Honestly, now that I’m married and have had sex, I think I would’ve hated it if I did it with someone that wasn’t my DH just b/c sex is messy and I thought was kinda gross at first (don’t get me wrong, it has it’s good points too! 👍) but the point I’m making is that it’s not this magical, whimsical thing it’s made out to be and the only real value it has is between married people. If I had casual sex, then it would’ve been very hollow and empty, in other words, b/c outside of the marriage, it’s all for the physical aspect of it and that aspect of sex isn’t all that it’s chalked up to be…

I’m not downplaying sex, it’s a very wonderful thing…as long as it’s between married people. Outside of that, it’s just shallow…

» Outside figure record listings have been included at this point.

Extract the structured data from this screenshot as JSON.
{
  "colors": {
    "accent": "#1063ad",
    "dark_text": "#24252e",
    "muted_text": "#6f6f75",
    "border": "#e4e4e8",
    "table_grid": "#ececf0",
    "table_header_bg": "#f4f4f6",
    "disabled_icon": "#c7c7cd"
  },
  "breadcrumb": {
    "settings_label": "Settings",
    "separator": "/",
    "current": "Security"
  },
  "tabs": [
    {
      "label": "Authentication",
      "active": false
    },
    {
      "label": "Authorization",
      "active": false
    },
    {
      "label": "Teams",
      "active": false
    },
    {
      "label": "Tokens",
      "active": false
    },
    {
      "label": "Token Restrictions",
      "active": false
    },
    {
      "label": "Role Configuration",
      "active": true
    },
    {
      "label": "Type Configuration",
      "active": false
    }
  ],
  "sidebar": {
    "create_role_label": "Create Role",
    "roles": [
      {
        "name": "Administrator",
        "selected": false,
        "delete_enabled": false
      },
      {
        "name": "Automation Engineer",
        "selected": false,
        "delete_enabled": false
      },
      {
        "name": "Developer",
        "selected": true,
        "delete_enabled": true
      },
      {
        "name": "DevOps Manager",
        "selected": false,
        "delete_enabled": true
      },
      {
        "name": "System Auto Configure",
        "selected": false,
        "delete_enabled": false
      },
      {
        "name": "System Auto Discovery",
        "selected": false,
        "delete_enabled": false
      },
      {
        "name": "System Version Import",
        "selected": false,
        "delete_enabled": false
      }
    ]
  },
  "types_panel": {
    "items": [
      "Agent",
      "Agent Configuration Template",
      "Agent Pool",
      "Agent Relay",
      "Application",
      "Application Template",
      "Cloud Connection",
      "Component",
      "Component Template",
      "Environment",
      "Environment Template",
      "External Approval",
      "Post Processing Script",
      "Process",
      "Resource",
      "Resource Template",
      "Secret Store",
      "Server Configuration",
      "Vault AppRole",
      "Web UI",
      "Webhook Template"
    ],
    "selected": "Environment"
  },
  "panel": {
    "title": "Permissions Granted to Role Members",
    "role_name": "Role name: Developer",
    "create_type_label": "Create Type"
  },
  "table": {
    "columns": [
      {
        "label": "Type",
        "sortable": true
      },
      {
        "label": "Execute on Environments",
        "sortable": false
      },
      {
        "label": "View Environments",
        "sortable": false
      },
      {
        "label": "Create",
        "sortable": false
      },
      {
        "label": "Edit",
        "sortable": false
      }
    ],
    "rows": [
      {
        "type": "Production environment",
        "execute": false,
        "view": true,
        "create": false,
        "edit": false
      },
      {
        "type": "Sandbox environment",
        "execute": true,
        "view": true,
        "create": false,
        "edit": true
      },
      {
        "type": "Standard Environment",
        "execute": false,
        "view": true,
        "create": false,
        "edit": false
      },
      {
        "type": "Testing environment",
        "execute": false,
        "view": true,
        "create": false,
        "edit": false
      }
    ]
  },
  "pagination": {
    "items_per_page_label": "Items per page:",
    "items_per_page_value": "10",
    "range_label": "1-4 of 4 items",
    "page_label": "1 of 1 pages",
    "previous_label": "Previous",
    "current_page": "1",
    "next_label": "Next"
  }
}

Prayers for the OP that you will stay strong! :gopray2:
 
since then I’ve made new friends… and disconnected somewhat from my family… I haven’t spoken to my brother in two years, my father in almost as long… my mom I wound up snapping on a while back, essentially screaming at her that I would rather die than abandon my values so would she please back off on the issue (I’m not proud of snapping on her, but… nothing else seemed to get through, and it can be stressful to be the only sensible one around at seventeen)
but it’s hard, with things strained between me and my family.
Esther Rose,

Thank you for telling me what happened to you. i however can not fight back. i am usually very quite (although, to look at my posting y’all would not know this). i can not disrespect them as i am to Honor my mother and father. To has meant my sacrifice of peace of mind and love. There is a reason that i remain obedient to them, there is a reason that i was born into this family. i do not question due to, i accept these things. There is one thing that i do however regret… i am sorry for them and myself for this missing emotion.

As i said prior, the reason for my thread was to, i guess, verify if what has been drilled into my head correct.

Reading these wonderful people’s replies has touched my heart in a way that i can not express. i am truly Blessed that y’all have taken me into CAF kindly. i am very thankful.

Chyna
 
gam3rchic - just b/c sex is messy and I thought was kinda gross at first
i heard you, however this remark truly turned my stomach, :bigyikes:yuck!:blushing:
Prayers for the OP that you will stay strong!
i will, thank you.

Chyna
 
It pains me to have to say this, to you sweet girls, but I would be remiss in not warning you. When you date, especially if it’s guys who are more than a few years older than you, beware of telling them about your virginity status too early. There is an especially creepy breed of man called The Virgin Chaser.

They love purity. But only to defile it. Trust me on this. I am watching it at work elsewhere. Find a man who has waited too. They are out there. Stay far away from the kind of man who seems to especially prize your virginity without holding out for it himself. What you have is precious. Don’t waste it on someone completely unworthy.